One of the things my wife and I enjoy together during the Christmas season is watching seasonal romantic comedies. They’ve been a staple of the Hallmark channels for years, but these days they’re seemingly everywhere – on cable and traditional network channels.
There must be a demand for schmaltzy, mostly predictable movies. I’m not surprised, with all the negative, unsettling offerings we find while channel-surfing with the TV remote – including the news. Especially the news. We all need a break from the bleak, gloom-and-doom messages.
What better way to escape than to spend 90 minutes with a rom-com – not counting the commercials? Even when we know the girl and the guy will get together at the end, despite all their drama and seemingly insurmountable obstacles.
Colorblind glasses (YouTube image) |
To his rescue comes the beautiful (of course) eye doctor who offers to enroll him in test study for people dealing with varying degrees of colorblindness. At first, he resists. “I’ve tried those things,” he says, “and they don’t work.” But the vision physician persists and reluctantly, the teacher tries the special glasses she’s provided.
Shazam! Suddenly, the hapless hero experiences a spectrum of colors for the first time, much to his tearful surprise. Having lived life only on gray-scale, he had no idea what he’d been missing. What a metaphor for the spiritual life.
After watching the movie, I did some research and discovered there are numerous specialized glasses on the market for remedying different degrees of colorblindness. Five to eight percent of males are afflicted by it; one percent or less of females are colorblind. However, if we believe the Scriptures, 100 percent of us have suffered from spiritual blindness.
In 2 Corinthians 4:4 we’re told, “The god of this age has blinded the minds of unbelievers, so that they cannot see the light of the gospel that displays the glory of Christ, who is the image of God.” When I read this, I think of the encounter between Jesus and a blind man as recounted in John 9.
After declaring to His disciples, “…I am the light of the world,” Jesus knelt to the ground, made some mud with His saliva, and applied it to the blind man’s eyes. Then He instructed the man to wash in the nearby Pool of Siloam. “…So the man went and washed, and came home seeing” (John 9:5-7).
Understandably, the man’s neighbors and those who had seen him begging on the streets for money were astounded. The Pharisees, not concerned about the blind man who had gained sight but that Jesus had performed the miracle on the Sabbath, interrogated the now-sighted man.
After responding to their questions as best he could, given the limited details he knew, the blind man said in frustration, “Whether he is a sinner or not, I don’t know. One thing I know. I was blind but now I see!” (John 9:25).
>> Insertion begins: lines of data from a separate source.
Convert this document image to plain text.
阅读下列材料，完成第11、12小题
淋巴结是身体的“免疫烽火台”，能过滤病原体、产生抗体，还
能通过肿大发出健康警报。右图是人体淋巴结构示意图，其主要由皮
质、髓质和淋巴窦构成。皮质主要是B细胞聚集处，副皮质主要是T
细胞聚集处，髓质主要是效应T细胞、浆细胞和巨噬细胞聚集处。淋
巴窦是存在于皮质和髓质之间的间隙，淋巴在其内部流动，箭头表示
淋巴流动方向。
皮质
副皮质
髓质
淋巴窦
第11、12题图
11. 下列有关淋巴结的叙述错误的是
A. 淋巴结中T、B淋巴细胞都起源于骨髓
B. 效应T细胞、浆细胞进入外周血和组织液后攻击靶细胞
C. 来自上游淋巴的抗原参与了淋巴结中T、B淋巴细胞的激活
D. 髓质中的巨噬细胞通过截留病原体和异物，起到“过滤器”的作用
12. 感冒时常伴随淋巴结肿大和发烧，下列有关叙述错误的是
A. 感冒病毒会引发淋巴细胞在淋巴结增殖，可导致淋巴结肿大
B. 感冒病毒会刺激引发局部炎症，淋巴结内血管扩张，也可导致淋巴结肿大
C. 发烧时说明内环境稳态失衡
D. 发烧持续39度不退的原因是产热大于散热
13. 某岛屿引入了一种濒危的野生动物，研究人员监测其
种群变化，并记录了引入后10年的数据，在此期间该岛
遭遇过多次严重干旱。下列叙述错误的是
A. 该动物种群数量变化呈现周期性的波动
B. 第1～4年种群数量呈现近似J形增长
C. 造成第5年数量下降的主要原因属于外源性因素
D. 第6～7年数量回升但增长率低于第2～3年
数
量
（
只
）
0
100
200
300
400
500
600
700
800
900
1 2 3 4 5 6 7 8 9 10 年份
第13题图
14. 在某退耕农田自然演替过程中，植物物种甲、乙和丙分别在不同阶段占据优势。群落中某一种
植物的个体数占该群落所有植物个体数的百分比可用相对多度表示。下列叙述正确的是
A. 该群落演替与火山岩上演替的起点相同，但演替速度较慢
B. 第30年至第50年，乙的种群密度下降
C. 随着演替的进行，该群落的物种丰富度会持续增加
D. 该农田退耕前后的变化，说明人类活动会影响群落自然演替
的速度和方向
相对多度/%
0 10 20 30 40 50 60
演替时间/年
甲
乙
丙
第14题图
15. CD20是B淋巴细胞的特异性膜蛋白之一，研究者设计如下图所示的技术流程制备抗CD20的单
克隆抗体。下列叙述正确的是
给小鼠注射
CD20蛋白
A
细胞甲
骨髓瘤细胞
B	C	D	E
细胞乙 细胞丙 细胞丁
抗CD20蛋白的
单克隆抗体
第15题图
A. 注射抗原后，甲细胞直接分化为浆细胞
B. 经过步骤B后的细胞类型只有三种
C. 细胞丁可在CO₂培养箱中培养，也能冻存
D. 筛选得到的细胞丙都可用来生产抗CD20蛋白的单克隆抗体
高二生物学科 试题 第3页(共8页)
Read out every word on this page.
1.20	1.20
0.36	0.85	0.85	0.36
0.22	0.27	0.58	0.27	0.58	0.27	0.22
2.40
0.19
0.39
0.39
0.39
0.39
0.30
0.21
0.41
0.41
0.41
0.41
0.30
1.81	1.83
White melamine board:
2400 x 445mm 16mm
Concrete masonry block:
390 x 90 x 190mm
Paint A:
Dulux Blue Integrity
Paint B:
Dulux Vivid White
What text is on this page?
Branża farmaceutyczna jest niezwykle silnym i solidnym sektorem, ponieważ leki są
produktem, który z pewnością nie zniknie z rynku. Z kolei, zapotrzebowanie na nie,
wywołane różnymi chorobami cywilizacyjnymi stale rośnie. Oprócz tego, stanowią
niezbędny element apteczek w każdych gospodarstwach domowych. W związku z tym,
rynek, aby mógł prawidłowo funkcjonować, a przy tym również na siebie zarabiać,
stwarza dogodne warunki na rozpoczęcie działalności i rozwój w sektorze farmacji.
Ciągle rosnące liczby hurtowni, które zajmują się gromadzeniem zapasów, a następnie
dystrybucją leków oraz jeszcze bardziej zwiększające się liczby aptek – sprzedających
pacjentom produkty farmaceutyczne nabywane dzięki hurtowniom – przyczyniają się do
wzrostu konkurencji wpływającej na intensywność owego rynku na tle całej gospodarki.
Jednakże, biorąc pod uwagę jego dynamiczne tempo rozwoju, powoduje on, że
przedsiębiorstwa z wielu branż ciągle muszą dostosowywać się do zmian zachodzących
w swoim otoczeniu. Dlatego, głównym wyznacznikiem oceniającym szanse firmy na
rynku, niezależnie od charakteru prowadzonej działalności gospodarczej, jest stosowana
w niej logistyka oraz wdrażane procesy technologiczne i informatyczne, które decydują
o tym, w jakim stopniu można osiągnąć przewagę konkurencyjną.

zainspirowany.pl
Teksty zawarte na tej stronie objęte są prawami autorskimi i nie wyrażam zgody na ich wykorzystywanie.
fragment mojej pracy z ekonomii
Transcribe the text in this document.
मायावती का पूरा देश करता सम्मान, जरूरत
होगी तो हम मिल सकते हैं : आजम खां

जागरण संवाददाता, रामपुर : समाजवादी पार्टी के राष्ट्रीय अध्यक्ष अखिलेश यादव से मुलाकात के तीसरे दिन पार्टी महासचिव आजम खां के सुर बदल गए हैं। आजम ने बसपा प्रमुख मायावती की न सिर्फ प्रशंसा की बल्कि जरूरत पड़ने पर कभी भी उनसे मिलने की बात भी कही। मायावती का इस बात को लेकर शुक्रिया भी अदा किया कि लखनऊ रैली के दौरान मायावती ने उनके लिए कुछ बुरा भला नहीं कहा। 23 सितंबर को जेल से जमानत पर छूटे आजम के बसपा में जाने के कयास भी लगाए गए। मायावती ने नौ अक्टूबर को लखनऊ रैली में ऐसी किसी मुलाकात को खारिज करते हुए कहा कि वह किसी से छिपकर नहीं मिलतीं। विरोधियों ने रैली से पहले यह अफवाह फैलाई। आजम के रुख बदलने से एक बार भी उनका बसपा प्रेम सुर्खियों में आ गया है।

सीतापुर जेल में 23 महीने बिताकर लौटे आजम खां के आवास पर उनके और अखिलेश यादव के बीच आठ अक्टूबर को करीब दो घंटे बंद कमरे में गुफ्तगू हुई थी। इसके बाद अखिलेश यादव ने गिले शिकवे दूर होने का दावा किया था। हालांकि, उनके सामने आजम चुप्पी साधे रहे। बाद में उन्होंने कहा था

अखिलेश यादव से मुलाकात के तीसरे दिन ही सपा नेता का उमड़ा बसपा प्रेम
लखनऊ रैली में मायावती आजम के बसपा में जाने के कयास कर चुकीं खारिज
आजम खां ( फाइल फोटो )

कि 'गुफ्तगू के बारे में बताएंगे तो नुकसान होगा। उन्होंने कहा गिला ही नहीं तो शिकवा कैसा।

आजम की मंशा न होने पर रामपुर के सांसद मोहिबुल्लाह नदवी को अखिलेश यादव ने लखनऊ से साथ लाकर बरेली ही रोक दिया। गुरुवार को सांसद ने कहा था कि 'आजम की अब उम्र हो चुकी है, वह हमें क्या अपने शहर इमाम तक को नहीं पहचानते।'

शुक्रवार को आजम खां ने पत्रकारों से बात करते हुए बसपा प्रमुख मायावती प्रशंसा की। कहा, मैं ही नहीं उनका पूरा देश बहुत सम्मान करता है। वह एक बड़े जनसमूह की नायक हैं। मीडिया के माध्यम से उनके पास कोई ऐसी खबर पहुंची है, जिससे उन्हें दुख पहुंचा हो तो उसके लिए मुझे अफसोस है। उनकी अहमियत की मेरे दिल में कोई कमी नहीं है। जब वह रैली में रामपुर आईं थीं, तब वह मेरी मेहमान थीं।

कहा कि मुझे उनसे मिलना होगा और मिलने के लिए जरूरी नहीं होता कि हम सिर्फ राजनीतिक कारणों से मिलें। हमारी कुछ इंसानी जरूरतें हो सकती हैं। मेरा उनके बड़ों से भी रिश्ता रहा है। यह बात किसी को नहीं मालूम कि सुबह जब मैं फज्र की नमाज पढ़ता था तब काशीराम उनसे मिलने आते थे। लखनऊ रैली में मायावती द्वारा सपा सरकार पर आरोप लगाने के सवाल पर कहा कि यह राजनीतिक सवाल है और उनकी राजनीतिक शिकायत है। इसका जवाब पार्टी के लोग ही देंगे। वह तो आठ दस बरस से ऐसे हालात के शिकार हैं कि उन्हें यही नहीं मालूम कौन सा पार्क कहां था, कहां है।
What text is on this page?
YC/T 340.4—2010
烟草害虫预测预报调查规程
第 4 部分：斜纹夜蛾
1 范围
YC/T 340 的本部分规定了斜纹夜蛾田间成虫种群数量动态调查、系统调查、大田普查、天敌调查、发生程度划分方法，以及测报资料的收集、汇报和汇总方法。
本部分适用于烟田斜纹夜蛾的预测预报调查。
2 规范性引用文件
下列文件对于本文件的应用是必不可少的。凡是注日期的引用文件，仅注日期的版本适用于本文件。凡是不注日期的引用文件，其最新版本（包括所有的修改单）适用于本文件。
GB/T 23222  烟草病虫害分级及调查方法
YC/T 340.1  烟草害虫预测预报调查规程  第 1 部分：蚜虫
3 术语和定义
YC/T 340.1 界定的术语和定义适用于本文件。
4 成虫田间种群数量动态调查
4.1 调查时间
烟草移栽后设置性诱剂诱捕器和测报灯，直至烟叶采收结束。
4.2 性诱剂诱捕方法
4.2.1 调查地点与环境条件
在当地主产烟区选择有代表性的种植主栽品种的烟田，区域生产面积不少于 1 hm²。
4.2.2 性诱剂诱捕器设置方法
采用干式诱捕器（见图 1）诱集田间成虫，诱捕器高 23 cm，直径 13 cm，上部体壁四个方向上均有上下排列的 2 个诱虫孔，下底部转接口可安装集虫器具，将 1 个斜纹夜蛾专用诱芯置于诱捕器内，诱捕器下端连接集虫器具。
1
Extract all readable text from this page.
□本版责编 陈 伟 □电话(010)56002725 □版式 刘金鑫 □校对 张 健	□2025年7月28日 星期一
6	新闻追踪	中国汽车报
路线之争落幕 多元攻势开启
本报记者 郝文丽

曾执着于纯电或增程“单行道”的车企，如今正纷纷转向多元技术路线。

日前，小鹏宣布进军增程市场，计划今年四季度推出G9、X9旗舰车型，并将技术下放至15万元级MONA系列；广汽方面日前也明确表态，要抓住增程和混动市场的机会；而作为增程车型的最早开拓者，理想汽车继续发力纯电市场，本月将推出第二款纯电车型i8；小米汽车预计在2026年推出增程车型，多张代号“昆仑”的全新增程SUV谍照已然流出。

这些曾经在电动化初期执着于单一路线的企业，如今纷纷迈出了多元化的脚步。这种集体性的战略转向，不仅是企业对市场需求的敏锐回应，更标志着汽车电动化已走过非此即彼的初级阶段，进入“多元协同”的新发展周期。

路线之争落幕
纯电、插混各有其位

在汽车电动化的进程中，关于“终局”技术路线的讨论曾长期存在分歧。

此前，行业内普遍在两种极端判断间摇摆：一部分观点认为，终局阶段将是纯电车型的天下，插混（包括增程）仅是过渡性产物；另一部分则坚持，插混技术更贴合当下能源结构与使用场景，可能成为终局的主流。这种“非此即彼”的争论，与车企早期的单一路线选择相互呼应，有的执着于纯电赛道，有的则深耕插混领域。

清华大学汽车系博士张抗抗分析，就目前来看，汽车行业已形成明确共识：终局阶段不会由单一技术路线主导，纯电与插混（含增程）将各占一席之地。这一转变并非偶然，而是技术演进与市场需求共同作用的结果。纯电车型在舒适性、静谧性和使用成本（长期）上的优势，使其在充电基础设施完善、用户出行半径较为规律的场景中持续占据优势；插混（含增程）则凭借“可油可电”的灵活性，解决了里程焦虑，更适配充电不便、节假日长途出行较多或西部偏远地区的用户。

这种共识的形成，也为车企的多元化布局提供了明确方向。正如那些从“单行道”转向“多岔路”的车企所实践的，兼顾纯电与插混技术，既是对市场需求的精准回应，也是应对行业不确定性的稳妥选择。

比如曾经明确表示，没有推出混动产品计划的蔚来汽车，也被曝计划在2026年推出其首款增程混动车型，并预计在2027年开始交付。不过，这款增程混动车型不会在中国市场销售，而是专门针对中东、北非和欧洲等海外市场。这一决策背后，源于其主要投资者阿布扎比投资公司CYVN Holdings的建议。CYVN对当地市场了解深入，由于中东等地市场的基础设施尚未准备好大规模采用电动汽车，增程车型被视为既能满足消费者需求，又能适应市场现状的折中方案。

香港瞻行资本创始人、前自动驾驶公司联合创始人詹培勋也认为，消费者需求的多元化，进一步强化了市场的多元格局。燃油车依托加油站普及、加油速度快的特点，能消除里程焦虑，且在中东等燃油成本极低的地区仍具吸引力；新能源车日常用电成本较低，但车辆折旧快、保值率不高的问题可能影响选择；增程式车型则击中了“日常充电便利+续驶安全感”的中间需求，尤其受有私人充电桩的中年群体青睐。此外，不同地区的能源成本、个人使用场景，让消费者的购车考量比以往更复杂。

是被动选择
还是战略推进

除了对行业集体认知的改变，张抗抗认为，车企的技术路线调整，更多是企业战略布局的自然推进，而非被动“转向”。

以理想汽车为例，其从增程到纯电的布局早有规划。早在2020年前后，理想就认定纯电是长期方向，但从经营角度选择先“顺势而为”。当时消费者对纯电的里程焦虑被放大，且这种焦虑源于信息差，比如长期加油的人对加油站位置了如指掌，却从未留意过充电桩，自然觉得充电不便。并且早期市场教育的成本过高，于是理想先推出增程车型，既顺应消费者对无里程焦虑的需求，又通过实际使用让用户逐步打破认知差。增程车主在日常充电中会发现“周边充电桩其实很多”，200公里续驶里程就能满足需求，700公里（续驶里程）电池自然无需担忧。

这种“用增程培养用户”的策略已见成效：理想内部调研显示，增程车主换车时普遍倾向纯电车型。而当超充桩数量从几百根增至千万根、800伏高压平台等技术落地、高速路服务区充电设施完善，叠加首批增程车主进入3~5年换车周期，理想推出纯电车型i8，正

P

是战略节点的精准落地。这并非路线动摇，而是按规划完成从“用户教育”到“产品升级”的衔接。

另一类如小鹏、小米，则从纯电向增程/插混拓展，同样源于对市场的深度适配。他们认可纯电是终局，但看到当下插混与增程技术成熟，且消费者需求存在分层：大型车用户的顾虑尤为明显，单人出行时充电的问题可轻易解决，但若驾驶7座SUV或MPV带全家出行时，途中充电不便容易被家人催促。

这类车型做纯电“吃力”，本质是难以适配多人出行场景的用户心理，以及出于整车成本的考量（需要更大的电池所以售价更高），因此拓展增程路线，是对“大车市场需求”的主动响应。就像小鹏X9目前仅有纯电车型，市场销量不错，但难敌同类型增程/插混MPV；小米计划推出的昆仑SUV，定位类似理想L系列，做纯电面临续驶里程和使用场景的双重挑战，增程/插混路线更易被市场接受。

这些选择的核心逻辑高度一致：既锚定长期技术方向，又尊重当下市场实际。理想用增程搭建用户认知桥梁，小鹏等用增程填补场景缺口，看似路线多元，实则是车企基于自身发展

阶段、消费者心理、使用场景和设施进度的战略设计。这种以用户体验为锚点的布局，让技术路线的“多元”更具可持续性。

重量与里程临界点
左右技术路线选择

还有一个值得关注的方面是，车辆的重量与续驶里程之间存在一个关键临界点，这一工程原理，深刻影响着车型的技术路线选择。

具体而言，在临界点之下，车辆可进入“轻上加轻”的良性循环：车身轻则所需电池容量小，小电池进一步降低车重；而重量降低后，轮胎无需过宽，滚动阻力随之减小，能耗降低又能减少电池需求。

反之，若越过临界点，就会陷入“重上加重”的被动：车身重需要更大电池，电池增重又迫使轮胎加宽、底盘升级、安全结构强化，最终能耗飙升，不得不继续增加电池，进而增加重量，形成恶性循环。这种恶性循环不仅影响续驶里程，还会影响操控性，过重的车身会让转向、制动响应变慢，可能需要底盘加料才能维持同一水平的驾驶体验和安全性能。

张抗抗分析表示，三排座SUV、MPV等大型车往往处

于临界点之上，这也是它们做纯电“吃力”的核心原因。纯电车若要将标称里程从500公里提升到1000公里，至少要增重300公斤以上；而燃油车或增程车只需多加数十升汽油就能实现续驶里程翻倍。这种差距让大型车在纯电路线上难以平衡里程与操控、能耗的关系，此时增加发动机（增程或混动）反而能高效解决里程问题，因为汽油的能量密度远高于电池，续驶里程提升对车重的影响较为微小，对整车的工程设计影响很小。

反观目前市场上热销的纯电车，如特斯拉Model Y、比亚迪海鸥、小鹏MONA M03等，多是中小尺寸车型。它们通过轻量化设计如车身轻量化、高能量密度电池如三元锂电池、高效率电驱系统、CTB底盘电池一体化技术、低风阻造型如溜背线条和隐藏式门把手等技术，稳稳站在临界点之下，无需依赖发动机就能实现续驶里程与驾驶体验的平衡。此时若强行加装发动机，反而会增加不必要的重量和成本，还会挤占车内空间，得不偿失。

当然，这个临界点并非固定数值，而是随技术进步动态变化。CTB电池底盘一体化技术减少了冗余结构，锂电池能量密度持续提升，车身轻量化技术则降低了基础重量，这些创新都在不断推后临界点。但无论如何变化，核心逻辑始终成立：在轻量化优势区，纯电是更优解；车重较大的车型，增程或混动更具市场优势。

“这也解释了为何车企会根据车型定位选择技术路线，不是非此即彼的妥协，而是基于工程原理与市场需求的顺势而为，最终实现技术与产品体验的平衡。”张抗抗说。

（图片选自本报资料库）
Similar to colorblind persons unable to cause themselves to see colors, this blind man couldn’t will himself to see. It required a divine act. In a far more profound sense, it has taken an even greater act of God for each of us to see spiritual truth, to overcome “the god of this age who has blinded” our minds.
The psalmist recognized spiritual understanding was a gift from God: “Open my eyes that I may see wonderful things in your law” (Psalm 119:18). In Isaiah 29:18, the prophet also acknowledged that God alone can heal our incapacity to comprehend and even to seek His truth: “In that day the deaf will hear the words of the scroll, and out of gloom and darkness the eyes of the blind will see.”
Just as colorblind persons – both real and cinematic – need help to see the myriad colors surrounding them, we too need assistance to see the beautiful spiritual truths the Lord has created for us.
As followers of Christ, we can be thankful that He saw fit to remove our spiritual blindness. And as we attempt – and often struggle – to communicate the beauty of God’s revelation to others, let’s pray that He will give them sight as well. Not with specially designed eyeglasses, but with the power of His Spirit.
Imagine the scene when the zealous Pharisee, Saul of Tarsus, was confronted by Jesus Christ on the road near Damascus, struck blind and then led to the house of a man named Ananias: “’Brother Saul, the Lord – Jesus, who appeared to you on the road as you were coming here – has sent me so that you may see again and be filled with the Holy Spirit.’ Immediately, something like scales fell from Saul’s eyes, and he could see again…” (Acts 9:17:18).
After years of blindly persecuting Christians, thinking he was doing right, Saul – who became the apostle Paul – had his spiritual eyes opened and for the first time could see the truth. That wondrous experience is offered to people all around us, and sometimes God asks us to point them to the “corrective lenses.” They don’t know what they’re missing!